ThingWorx was then used to generate a dashboard linked to the sensors from the mountain bike. The was also linked into a live version of Creo Parametric. Driving the reality of the physical twin into the world of the digital twin allows the development engineer to see the real-world conditions of the bike, verify it's performance, and to run simulations and analysis using live data. And this ability is possible even when the engineer is thousands of miles from the physical mountain bike.

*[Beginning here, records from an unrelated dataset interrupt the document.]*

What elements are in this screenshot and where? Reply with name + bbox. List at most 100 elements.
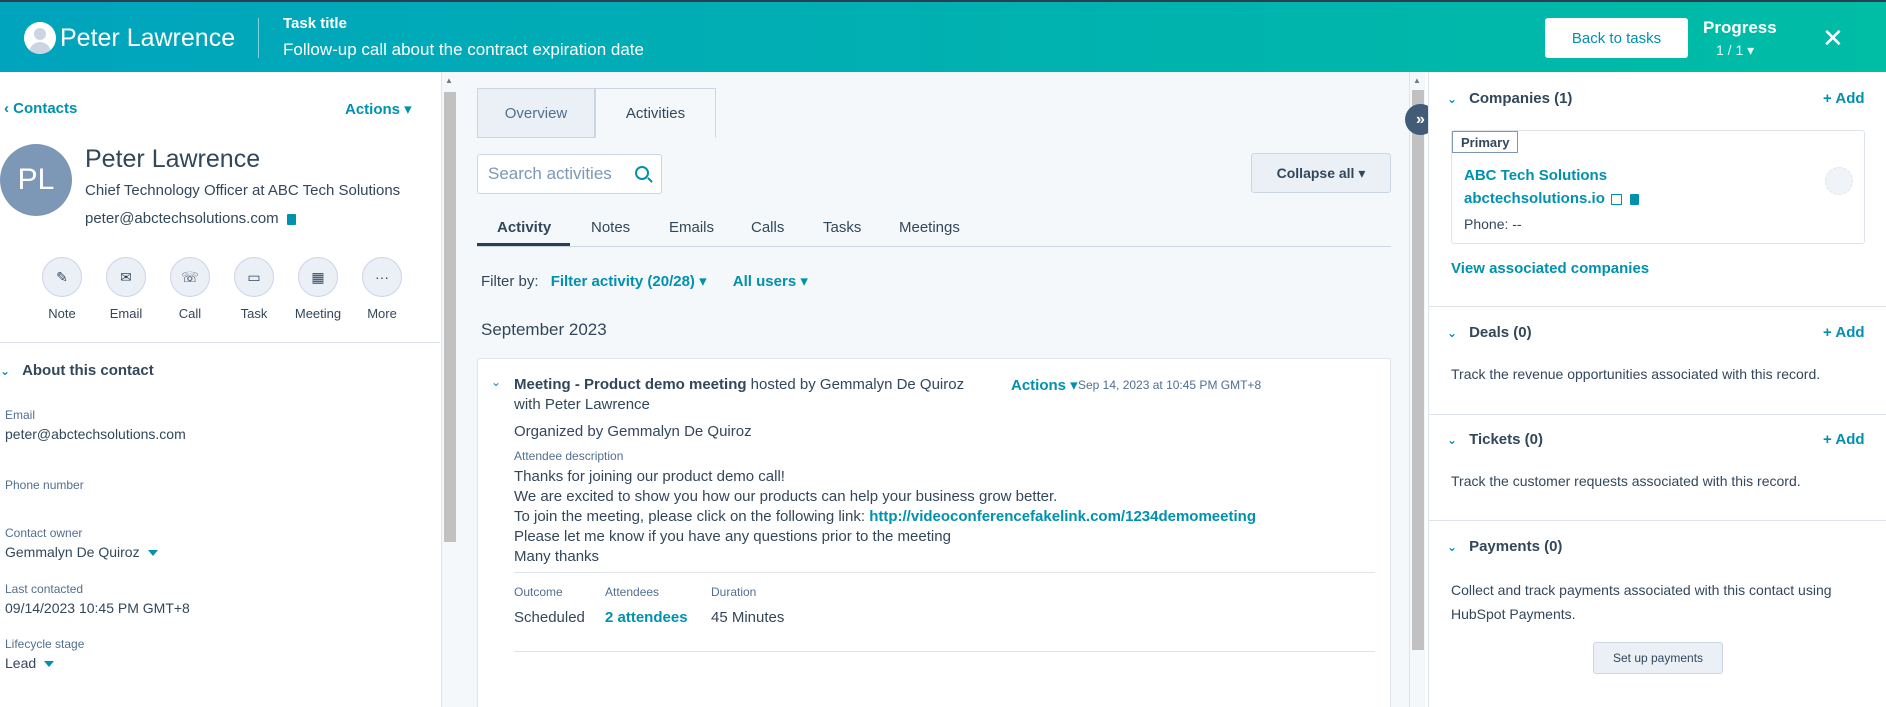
call-icon[interactable]: ☏ (170, 257, 210, 297)
companies-section-toggle[interactable]: ⌄ Companies (1) (1447, 90, 1572, 107)
set-up-payments-button[interactable]: Set up payments (1593, 642, 1723, 674)
meeting-link[interactable]: http://videoconferencefakelink.com/1234d… (869, 508, 1256, 525)
contact-sidebar: ‹ Contacts Actions ▾ PL Peter Lawrence C… (0, 72, 440, 707)
tab-overview[interactable]: Overview (477, 88, 595, 138)
outcome-value[interactable]: Scheduled (514, 609, 585, 626)
view-associated-companies-link[interactable]: View associated companies (1451, 257, 1649, 281)
search-icon[interactable] (635, 166, 649, 180)
lifecycle-dropdown[interactable]: Lead (5, 655, 84, 671)
company-name-link[interactable]: ABC Tech Solutions (1464, 167, 1607, 184)
more-icon[interactable]: ··· (362, 257, 402, 297)
note-action[interactable]: ✎ Note (30, 257, 94, 321)
back-to-tasks-button[interactable]: Back to tasks (1545, 18, 1688, 58)
task-header: Peter Lawrence Task title Follow-up call… (0, 0, 1886, 72)
scrollbar-thumb[interactable] (1412, 90, 1424, 650)
search-input[interactable]: Search activities (477, 154, 662, 194)
quick-actions: ✎ Note ✉ Email ☏ Call ▭ Task ▦ Meeting ··· Mor… (30, 257, 414, 321)
owner-dropdown[interactable]: Gemmalyn De Quiroz (5, 544, 158, 560)
scroll-up-icon[interactable]: ▲ (445, 76, 453, 85)
deals-section-toggle[interactable]: ⌄ Deals (0) (1447, 324, 1532, 341)
outcome-stat[interactable]: Outcome Scheduled (514, 585, 585, 626)
contact-actions-dropdown[interactable]: Actions ▾ (345, 100, 412, 118)
subtab-tasks[interactable]: Tasks (823, 219, 861, 236)
companies-title: Companies (1) (1469, 90, 1573, 107)
payments-section-toggle[interactable]: ⌄ Payments (0) (1447, 538, 1562, 555)
tickets-section-toggle[interactable]: ⌄ Tickets (0) (1447, 431, 1543, 448)
email-icon[interactable]: ✉ (106, 257, 146, 297)
activities-panel: Overview Activities Search activities Co… (457, 72, 1409, 707)
subtab-meetings[interactable]: Meetings (899, 219, 960, 236)
month-heading: September 2023 (481, 320, 607, 339)
attendee-description: Thanks for joining our product demo call… (514, 467, 1256, 567)
copy-icon[interactable] (1629, 193, 1639, 205)
meeting-action-label: Meeting (294, 306, 342, 321)
deals-title: Deals (0) (1469, 324, 1532, 341)
collapse-all-button[interactable]: Collapse all ▾ (1251, 153, 1391, 193)
copy-icon[interactable] (286, 213, 296, 225)
meeting-host: hosted by Gemmalyn De Quiroz (746, 376, 965, 393)
chevron-down-icon[interactable]: ⌄ (491, 375, 501, 389)
meeting-title-bold[interactable]: Meeting - Product demo meeting (514, 376, 747, 393)
search-placeholder: Search activities (488, 164, 612, 183)
email-field[interactable]: Email peter@abctechsolutions.com (5, 408, 186, 442)
header-divider (258, 18, 259, 58)
chevron-down-icon: ⌄ (0, 364, 11, 378)
subtab-emails[interactable]: Emails (669, 219, 714, 236)
contact-role: Chief Technology Officer at ABC Tech Sol… (85, 182, 401, 199)
task-action[interactable]: ▭ Task (222, 257, 286, 321)
lifecycle-stage-field[interactable]: Lifecycle stage Lead (5, 637, 84, 671)
company-domain: abctechsolutions.io (1464, 190, 1639, 207)
task-icon[interactable]: ▭ (234, 257, 274, 297)
caret-down-icon (147, 550, 158, 557)
last-contacted-field: Last contacted 09/14/2023 10:45 PM GMT+8 (5, 582, 190, 616)
header-contact-name[interactable]: Peter Lawrence (60, 24, 235, 53)
scrollbar-thumb[interactable] (444, 92, 456, 542)
filter-row: Filter by: Filter activity (20/28) ▾ All… (481, 272, 808, 290)
about-section-toggle[interactable]: ⌄ About this contact (0, 362, 154, 379)
contact-owner-field[interactable]: Contact owner Gemmalyn De Quiroz (5, 526, 158, 560)
subtab-calls[interactable]: Calls (751, 219, 784, 236)
call-action[interactable]: ☏ Call (158, 257, 222, 321)
task-action-label: Task (240, 306, 268, 321)
description-line: To join the meeting, please click on the… (514, 507, 1256, 527)
contact-email-text: peter@abctechsolutions.com (85, 210, 279, 227)
note-icon[interactable]: ✎ (42, 257, 82, 297)
meeting-action[interactable]: ▦ Meeting (286, 257, 350, 321)
company-card: Primary ABC Tech Solutions abctechsoluti… (1451, 130, 1865, 244)
description-text: To join the meeting, please click on the… (514, 508, 870, 525)
external-link-icon[interactable] (1610, 193, 1622, 205)
phone-field[interactable]: Phone number (5, 478, 84, 492)
active-tab-indicator (477, 243, 570, 246)
left-scrollbar[interactable]: ▲ (441, 72, 457, 707)
attendees-stat[interactable]: Attendees 2 attendees (605, 585, 688, 626)
email-field-value[interactable]: peter@abctechsolutions.com (5, 426, 186, 442)
progress-dropdown[interactable]: 1 / 1 ▾ (1716, 42, 1754, 59)
subtab-activity[interactable]: Activity (497, 219, 551, 236)
subtab-notes[interactable]: Notes (591, 219, 630, 236)
scroll-up-icon[interactable]: ▲ (1413, 76, 1421, 85)
activity-date: Sep 14, 2023 at 10:45 PM GMT+8 (1078, 378, 1262, 392)
activity-actions-dropdown[interactable]: Actions ▾ (1011, 376, 1078, 394)
all-users-dropdown[interactable]: All users ▾ (733, 273, 808, 290)
company-domain-link[interactable]: abctechsolutions.io (1464, 190, 1605, 207)
tab-activities[interactable]: Activities (595, 88, 716, 138)
add-company-button[interactable]: + Add (1823, 90, 1865, 107)
divider (514, 572, 1375, 573)
calendar-icon[interactable]: ▦ (298, 257, 338, 297)
duration-stat: Duration 45 Minutes (711, 585, 784, 626)
add-deal-button[interactable]: + Add (1823, 324, 1865, 341)
filter-activity-dropdown[interactable]: Filter activity (20/28) ▾ (551, 273, 707, 290)
activity-subtabs: Activity Notes Emails Calls Tasks Meetin… (477, 207, 1391, 247)
phone-field-label: Phone number (5, 478, 84, 492)
middle-scrollbar[interactable]: ▲ (1409, 72, 1425, 707)
lifecycle-label: Lifecycle stage (5, 637, 85, 651)
email-action[interactable]: ✉ Email (94, 257, 158, 321)
tickets-description: Track the customer requests associated w… (1451, 473, 1801, 489)
add-ticket-button[interactable]: + Add (1823, 431, 1865, 448)
contacts-back-link[interactable]: ‹ Contacts (4, 100, 77, 117)
company-phone: Phone: -- (1464, 216, 1522, 232)
description-line: Many thanks (514, 548, 600, 565)
attendees-link[interactable]: 2 attendees (605, 609, 688, 626)
more-action[interactable]: ··· More (350, 257, 414, 321)
close-icon[interactable]: ✕ (1822, 25, 1844, 51)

Mike Campbell demonstrated that a user next to the same mountain bike but perhaps thousands of miles from the design data of the digital twin could still interact simultaneously with the physical and the digital twin with the help of an augmented reality interface. Any appropriate A/R interface could be used: headset, smart glasses, a tablet or smart phone, as examples. Via the A/R interface, the user has access to design data, service data, simulation analysis, as well as results from big-data analytics. And that data can be projected directly on the augmented reality view of the mountain bike. It's possible for the user on-site with the physical twin to have direct access a product knowledge base or a live connection to a product expert. These possibilities - when taken together - have the potential to completely change the nature of the on-site interaction with a product.

 

What PLM was meant to be... and a whole lot more

 

Until today, PLM, product “lifecycle” management was really nothing more than a product-development-management tool. As far as the “PLM” system was concerned, once the product left the factory, it was out of sight. It was on the dark side of the moon from the PLM system, from the manufacturing company and from the development team.

 

The connectivity of the Internet of Things links the product back to the factory and the design team. ThingWorx as an IoT application development platform makes it possible for every manufacturing company to rapidly generate IoT applications that the company needs to manage the link for any product and for any number of products in the field. The application development platform makes it simple to link the physical twin with its digital twin and enable design analysis based on real-world use. Big data analytics deliver insights into product behaviors that support customer service and future design improvements. Augmented reality provides the technology to make all of these capabilities accessible and useful for any personal interaction with the physical twin and makes the interaction with the digital twin possible.

 

Mike Campbell, now spearheading the digital twin business, stated point-blank, “This is what PLM was meant to be”. If you want to really address the “lifecycle” of products, then the PTC strategy is driving hard and fast to true product lifecycle management. And this flavor of PLM is not a program or a suite of platforms. It is a combination of platforms and solutions. It integrates

  • design and modeling tools,

  • simulation tools,

  • data management tools for design files, software, & documentation

  • analytics and predictive analysis

  • connectivity and intelligence,

  • rapid program development, and

  • rich, interactive user interfaces.

 

The PW Perspective

 

And yes, that makes our “digital twin” of yesterday seem quaintly out-dated... like that rotary-dial telephone. The rebirth of the digital twin stands at the intersection of many technologies. It is clearly a strategy that PTC has thought hard about and the company is restructuring every activity around the creation of technology platforms for themselves and others as well as around their own solutions business. New releases like their IoT-infused release of WindChill 11.0 will certainly be just the first of many, and an Internet of Things technology platform that integrates their connectivity, rapid-programming, big data analytics, and augmented reality technologies will – undoubtedly – be extremely attractive to fast moving companies looking to transform their own businesses.